External Nodes Monitoring

• Install Node metrics exporter

  Instead of installing Prometheus Node Exporter, fluentbit built-in similar functionallity can be used.

  Fluentbit’s node-exporter-metric and prometheus-exporter plugins can be configured to expose gateway metrics that can be scraped by Prometheus.

  Add to node’s fluent.conf file the following configuration:

  [INPUT]
      name node_exporter_metrics
      tag node_metrics
      scrape_interval 30
  

  It configures node exporter input plugin to get node metrics

  [OUTPUT]
      name prometheus_exporter
      match node_metrics
      host 0.0.0.0
      port 9100
  

  It configures prometheuss output plugin to expose metrics endpoint /metrics in port 9100.

• Create a manifest file external-node-metrics-service.yml for creating the Kuberentes service pointing to a external server used by Prometheus to scrape External nodes metrics.

  This service. as it happens with k3s-metrics, and Minio must be a headless service and without selector and the endpoints must be defined explicitly.

  The service will be use the Fluentbit metrics endpoint (TCP port 9100) for scraping all metrics.

  ---
  # Headless service for External Node metrics. No Selector
  apiVersion: v1
  kind: Service
  metadata:
    name: external-node-metrics-service
    labels:
      app: prometheus-node-exporter
      release: kube-prometheus-stack
      jobLabel: node-exporter
    namespace: monitoring
  spec:
    clusterIP: None
    ports:
    - name: http-metrics
      port: 9100
      protocol: TCP
      targetPort: 9100
    type: ClusterIP
  ---
  # Endpoint for the headless service without selector
  apiVersion: v1
  kind: Endpoints
  metadata:
    name: external-node-metrics-servcie
    namespace: monitoring
  subsets:
  - addresses:
    - ip: 10.0.0.1
    ports:
    - name: http-metrics
      port: 9100
      protocol: TCP
  

  The service has been configured with specific labels so it matches the discovery rules configured in the Node-Exporter ServiceMonitoring Object (part of the kube-prometheus installation) and no new service monitoring need to be configured and the new nodes will appear in the corresponing Grafana dashboards.

  app: prometheus-node-exporter
  release: kube-prometheus-stack
  jobLabel: node-exporter
  

  Prometheus-Node-Exporter Service Monitor is the following:

  apiVersion: monitoring.coreos.com/v1
  kind: ServiceMonitor
  metadata:
    annotations:
      meta.helm.sh/release-name: kube-prometheus-stack
      meta.helm.sh/release-namespace: monitoring
    generation: 1
    labels:
      app: prometheus-node-exporter
      app.kubernetes.io/managed-by: Helm
      chart: prometheus-node-exporter-3.3.1
      heritage: Helm
      jobLabel: node-exporter
      release: kube-prometheus-stack
    name: kube-prometheus-stack-prometheus-node-exporter
    namespace: monitoring
    resourceVersion: "6369"
  spec:
    endpoints:
    - port: http-metrics
      scheme: http
    jobLabel: jobLabel
    selector:
      matchLabels:
        app: prometheus-node-exporter
        release: kube-prometheus-stack
  

  spec.selector.matchLabels configuration specifies which labels values must contain the services in order to be discovered by this ServiceMonitor object.

  app: prometheus-node-exporter
  release: kube-prometheus-stack
  

  jobLabel configuration specifies the name of a service label which contains the job_label assigned to all the metrics.
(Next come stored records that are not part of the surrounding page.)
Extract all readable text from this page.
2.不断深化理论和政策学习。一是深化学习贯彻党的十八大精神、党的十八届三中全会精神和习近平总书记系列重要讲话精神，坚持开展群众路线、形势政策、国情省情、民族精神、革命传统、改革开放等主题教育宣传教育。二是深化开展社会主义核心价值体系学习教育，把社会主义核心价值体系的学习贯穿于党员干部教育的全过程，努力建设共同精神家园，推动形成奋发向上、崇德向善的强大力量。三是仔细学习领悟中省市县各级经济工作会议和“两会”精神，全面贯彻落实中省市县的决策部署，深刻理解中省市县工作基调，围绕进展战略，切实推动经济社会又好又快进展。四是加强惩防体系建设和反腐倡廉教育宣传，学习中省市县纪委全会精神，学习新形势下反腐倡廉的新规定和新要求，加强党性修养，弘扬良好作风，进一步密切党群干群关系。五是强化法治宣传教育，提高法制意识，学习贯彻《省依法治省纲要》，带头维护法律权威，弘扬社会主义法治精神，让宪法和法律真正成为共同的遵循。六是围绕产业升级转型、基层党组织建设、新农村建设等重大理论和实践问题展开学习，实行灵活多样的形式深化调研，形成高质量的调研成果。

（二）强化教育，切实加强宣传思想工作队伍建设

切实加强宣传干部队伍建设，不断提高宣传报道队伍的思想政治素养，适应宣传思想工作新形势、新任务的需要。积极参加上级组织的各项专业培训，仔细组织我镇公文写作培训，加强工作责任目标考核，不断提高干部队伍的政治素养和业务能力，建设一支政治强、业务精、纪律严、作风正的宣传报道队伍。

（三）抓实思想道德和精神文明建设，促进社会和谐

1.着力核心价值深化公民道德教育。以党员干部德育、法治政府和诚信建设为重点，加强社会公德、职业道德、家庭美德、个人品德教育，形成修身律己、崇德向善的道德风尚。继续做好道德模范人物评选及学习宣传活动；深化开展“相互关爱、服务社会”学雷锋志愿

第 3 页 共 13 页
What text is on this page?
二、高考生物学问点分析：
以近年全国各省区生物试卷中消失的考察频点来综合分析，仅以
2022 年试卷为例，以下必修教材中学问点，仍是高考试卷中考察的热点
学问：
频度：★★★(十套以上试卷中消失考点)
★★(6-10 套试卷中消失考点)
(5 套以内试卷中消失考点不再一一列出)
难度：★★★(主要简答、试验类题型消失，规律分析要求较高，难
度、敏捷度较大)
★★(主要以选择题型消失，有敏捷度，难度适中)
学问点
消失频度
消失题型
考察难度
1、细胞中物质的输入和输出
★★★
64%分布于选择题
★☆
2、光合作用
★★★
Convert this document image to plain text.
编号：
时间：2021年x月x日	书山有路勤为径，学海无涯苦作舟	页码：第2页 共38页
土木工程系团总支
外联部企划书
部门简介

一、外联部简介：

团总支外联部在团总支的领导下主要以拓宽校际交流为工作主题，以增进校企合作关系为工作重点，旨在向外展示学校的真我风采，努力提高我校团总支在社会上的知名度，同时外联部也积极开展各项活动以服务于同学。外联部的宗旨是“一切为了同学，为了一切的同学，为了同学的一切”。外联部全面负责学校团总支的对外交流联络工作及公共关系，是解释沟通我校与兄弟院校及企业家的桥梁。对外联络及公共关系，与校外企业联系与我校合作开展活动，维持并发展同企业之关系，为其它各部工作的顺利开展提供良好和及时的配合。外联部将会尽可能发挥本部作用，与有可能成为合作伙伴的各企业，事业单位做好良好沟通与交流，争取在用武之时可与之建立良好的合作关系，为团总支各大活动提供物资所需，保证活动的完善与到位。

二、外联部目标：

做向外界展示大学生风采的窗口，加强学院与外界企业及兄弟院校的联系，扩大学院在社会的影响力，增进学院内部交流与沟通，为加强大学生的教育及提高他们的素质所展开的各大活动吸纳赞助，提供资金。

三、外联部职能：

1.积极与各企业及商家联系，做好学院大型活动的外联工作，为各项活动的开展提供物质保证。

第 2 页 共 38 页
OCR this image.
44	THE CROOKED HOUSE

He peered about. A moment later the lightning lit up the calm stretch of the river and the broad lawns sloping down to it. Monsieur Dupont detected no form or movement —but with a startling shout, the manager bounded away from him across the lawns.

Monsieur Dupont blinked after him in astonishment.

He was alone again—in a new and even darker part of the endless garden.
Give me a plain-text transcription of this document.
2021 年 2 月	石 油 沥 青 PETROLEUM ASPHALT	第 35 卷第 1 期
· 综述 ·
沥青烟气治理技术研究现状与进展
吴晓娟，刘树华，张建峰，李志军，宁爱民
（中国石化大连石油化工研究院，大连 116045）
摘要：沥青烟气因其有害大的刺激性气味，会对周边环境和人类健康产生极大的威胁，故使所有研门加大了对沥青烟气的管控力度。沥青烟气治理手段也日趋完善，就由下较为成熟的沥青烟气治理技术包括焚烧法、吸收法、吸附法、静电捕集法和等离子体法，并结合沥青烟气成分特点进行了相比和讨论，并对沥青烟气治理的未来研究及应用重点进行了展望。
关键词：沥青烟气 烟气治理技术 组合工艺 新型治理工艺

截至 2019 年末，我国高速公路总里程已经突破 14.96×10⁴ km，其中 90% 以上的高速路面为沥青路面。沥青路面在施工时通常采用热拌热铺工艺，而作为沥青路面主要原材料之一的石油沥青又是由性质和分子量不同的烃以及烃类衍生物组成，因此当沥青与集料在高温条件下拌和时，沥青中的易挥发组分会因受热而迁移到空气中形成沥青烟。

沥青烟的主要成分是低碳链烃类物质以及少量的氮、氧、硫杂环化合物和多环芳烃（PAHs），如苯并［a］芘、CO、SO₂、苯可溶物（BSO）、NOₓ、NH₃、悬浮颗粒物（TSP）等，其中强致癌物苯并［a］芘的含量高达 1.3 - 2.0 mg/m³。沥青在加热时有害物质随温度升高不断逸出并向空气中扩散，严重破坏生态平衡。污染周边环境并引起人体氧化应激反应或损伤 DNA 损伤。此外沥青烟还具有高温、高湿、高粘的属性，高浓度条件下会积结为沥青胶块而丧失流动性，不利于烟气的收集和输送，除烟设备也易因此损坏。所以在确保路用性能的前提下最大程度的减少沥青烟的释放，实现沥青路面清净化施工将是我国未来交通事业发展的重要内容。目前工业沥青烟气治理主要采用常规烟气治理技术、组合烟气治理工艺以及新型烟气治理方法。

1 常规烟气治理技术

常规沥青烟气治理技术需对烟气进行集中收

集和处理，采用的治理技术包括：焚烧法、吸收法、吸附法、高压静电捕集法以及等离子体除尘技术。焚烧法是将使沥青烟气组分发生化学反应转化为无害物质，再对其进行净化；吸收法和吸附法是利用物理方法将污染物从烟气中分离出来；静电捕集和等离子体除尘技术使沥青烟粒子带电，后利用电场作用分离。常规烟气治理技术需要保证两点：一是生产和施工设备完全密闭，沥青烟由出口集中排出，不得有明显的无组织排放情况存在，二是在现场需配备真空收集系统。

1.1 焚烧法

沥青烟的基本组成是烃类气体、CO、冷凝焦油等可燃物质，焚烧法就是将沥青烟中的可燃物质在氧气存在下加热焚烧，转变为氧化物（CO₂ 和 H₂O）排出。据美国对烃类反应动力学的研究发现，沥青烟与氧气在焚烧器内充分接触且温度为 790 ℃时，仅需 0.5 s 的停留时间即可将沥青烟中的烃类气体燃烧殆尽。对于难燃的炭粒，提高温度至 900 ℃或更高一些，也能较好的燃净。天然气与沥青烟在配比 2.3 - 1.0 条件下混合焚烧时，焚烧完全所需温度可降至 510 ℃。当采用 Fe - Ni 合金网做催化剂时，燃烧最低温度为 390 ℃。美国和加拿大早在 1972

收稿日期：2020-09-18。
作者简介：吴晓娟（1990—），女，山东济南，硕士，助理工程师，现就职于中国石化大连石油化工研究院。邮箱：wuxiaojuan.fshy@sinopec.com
That is why jobLabel label is added to the new service with the corresponding value (node-exporter). This jobLabel is used in all configured Grafana’s dashboards, so it need to be configured to reuse them for the external nodes.

  jobLabel: node-exporter
  

• Apply manifest file

  kubectl apply -f exterlnal-node-metrics-service.yml
  

• Check target is automatically discovered in Prometheus UI: http://prometheus/targets

Grafana dashboards

Not need to install additional dashboards. Node-exporter dashboards pre-integrated by kube-stack shows the external nodes metrics.